ECE2017 Oral Communications Adrenal-Basic & Clinical (5 abstracts)
1Institute of Metabolism and Systems Research, University of Birmingham, Birmingham, UK; 2Centre for Endocrinology, Diabetes and Metabolism, Birmingham Health Partners, Birmingham, UK; 3Johann Bernoulli Institute for Mathematics and Computer Science, University of Groningen, Groningen, The Netherlands; 4School of Computer Science, University of Birmingham, Birmingham, UK; 5Department of Pediatric Endocrinology and Diabetes, Marmara University, Istanbul, Turkey.
Background: Urinary steroid metabolite profiling is an accurate reflection of adrenal and gonadal steroid output and metabolism in peripheral target cells of steroid action. Measurement of steroid metabolite excretion by gas chromatography-mass spectrometry (GCMS) is considered reference standard for biochemical diagnosis of steroidogenic disorders. However, performance of GCMS analysis and interpretation of the resulting data requires significant expertise and age- and sex-specific reference ranges. Here we developed novel computational approaches for rapid interpretation of GCMS data for diagnosis of inborn steroidogenic disorders
Methods: We analysed the urinary steroid metabolome by GCMS in 829 healthy controls (302 neonates and infants, 167 children and 360 adults) and 118 untreated patients with genetically confirmed inborn disorders (21-hydroxylase deficiency, 17-hydroxylase deficiency, POR deficiency, 11β-hydroxylase deficiency, 3β-HSD2 deficiency, 17β-HSD3 deficiency, 5α-reductase type 2 deficiency, cytochrome b5 deficiency). We calculated age-related normative values for established metabolite ratios representing distinct enzymatic functions. We developed a novel interpretable machine learning technique, Angle Learning Vector Quantisation (ALVQ), which looks at all possible metabolite ratios, computationally reduces these to the most relevant for discrimination, and differentiates disease states by comparison to a representative prototype. The method runs independent of sex and age information, units of measurement and method of urine collection.

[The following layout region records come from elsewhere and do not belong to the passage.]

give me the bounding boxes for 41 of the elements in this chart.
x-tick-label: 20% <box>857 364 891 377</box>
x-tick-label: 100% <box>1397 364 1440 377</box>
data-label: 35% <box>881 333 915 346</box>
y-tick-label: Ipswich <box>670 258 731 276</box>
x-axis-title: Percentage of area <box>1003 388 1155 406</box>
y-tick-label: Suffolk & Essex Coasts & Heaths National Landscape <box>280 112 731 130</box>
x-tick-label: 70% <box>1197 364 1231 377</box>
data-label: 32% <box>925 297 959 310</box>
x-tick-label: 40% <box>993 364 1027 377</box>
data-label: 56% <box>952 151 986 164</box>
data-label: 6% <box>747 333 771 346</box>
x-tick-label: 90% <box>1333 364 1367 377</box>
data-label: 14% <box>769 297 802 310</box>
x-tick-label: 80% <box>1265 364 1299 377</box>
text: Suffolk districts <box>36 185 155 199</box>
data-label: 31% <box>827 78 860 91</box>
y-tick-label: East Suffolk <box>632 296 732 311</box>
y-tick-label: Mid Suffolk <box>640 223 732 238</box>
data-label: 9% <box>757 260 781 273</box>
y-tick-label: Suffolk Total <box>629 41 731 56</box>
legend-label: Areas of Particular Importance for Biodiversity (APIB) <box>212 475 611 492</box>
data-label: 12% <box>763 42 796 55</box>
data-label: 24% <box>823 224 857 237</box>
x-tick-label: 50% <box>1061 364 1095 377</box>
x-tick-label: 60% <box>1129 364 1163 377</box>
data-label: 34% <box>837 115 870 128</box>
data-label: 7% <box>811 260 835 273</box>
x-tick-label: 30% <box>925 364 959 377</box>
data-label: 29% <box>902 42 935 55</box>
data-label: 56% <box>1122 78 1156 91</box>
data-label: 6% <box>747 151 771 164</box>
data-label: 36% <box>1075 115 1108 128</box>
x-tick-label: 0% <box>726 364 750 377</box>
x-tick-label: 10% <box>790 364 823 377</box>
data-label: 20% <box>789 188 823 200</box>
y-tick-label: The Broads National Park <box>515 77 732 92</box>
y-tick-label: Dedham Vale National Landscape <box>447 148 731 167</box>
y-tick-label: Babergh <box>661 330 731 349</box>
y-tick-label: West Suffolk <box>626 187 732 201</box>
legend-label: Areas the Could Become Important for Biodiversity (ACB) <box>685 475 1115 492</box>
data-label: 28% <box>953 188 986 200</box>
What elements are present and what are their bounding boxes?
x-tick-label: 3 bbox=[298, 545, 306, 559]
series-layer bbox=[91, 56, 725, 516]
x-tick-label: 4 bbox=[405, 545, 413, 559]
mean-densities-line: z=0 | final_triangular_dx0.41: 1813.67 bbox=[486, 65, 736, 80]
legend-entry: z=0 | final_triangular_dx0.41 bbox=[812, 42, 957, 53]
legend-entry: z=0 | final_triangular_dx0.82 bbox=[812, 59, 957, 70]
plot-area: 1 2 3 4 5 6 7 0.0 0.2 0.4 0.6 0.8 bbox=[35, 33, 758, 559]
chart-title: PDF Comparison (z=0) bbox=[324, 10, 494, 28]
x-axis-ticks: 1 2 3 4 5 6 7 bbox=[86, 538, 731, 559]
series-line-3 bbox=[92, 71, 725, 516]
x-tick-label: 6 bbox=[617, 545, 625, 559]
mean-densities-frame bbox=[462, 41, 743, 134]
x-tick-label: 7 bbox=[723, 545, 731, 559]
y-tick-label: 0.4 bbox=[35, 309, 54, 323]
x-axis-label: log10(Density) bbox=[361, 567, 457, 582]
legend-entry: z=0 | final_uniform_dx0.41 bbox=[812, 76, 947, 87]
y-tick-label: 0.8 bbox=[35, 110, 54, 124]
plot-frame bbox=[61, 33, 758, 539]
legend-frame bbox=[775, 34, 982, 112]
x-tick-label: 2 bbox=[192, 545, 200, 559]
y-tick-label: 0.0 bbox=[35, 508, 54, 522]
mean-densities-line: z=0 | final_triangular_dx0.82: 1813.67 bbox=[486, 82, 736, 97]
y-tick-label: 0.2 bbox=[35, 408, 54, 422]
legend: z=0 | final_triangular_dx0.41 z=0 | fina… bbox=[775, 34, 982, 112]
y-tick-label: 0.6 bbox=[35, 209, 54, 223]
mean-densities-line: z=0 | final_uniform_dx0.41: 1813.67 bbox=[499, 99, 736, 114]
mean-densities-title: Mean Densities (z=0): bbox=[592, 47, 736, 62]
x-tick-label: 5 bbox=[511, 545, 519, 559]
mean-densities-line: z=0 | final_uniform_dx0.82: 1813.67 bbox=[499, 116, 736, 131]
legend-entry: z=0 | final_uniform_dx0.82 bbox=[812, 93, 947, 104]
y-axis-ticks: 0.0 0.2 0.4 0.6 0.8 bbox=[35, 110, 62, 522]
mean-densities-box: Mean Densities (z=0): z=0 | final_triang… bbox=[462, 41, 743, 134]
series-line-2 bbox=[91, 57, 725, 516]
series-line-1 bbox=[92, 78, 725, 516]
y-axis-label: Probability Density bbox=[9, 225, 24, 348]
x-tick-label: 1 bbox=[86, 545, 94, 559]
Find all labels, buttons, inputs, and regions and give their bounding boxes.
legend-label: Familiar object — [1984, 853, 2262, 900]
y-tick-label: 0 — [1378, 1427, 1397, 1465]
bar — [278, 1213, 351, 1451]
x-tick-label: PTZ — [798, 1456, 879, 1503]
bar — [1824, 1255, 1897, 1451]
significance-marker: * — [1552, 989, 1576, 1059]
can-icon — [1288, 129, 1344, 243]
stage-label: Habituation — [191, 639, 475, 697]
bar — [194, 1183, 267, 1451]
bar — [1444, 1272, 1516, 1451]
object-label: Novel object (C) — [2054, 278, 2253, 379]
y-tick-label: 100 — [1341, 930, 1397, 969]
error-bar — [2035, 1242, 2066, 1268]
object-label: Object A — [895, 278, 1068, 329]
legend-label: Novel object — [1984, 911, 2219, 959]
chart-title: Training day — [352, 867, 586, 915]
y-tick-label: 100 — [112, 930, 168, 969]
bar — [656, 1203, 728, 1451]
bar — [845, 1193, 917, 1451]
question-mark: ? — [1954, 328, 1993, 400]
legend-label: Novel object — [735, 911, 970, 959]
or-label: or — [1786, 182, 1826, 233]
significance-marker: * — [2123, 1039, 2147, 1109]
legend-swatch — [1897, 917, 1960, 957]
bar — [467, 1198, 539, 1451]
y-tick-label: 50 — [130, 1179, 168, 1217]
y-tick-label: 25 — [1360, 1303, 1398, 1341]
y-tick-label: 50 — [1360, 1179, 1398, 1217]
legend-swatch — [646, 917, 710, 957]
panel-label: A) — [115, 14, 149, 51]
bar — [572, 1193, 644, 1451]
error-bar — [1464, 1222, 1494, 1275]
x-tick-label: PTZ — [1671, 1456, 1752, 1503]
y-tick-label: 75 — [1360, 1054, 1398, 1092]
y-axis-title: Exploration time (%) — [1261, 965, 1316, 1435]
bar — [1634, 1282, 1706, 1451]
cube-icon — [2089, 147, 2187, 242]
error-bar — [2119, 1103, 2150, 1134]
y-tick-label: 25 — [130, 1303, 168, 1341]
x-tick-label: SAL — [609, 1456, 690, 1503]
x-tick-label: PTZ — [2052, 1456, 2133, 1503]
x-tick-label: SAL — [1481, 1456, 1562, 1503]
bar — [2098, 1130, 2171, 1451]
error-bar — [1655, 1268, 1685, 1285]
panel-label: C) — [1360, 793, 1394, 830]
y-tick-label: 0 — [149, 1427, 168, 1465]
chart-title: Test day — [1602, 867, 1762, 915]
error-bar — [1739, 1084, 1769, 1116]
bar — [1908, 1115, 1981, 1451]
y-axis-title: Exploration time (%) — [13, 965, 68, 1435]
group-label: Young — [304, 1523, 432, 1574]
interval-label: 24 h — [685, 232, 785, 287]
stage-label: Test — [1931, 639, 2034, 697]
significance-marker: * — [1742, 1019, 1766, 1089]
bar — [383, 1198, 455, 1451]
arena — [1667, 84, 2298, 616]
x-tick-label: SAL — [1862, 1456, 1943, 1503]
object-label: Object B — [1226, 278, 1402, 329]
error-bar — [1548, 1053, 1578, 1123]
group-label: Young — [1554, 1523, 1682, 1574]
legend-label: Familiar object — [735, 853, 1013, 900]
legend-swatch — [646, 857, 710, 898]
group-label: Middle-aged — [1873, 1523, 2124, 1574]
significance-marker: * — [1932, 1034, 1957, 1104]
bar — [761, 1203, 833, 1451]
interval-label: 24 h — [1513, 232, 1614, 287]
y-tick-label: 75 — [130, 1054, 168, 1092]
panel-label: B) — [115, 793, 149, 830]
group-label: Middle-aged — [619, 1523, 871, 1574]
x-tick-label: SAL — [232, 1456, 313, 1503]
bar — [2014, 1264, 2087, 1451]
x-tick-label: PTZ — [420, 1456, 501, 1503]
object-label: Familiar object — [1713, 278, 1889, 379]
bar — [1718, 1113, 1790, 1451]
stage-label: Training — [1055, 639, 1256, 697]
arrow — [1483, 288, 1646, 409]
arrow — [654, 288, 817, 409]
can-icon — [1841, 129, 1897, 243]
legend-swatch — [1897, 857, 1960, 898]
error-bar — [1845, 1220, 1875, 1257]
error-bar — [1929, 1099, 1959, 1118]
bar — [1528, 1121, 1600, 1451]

Results: Conventional biochemical ratios had 100% sensitivity but only very poor specificity. By contrast, ALVQ predicted affected urine vs healthy urine with 100% sensitivity and 97% specificity. For our three most prevalent conditions (PORD, SRD5A2 and CYP21A2), the specific condition was identified correctly in 96% of cases.
Conclusion: We developed a novel Steroid Metabolomics approach to automatically diagnose inborn steroidogenic disorders with very high sensitivity and specificity, superior to current methods, and with high potential for implementation in routine clinical care.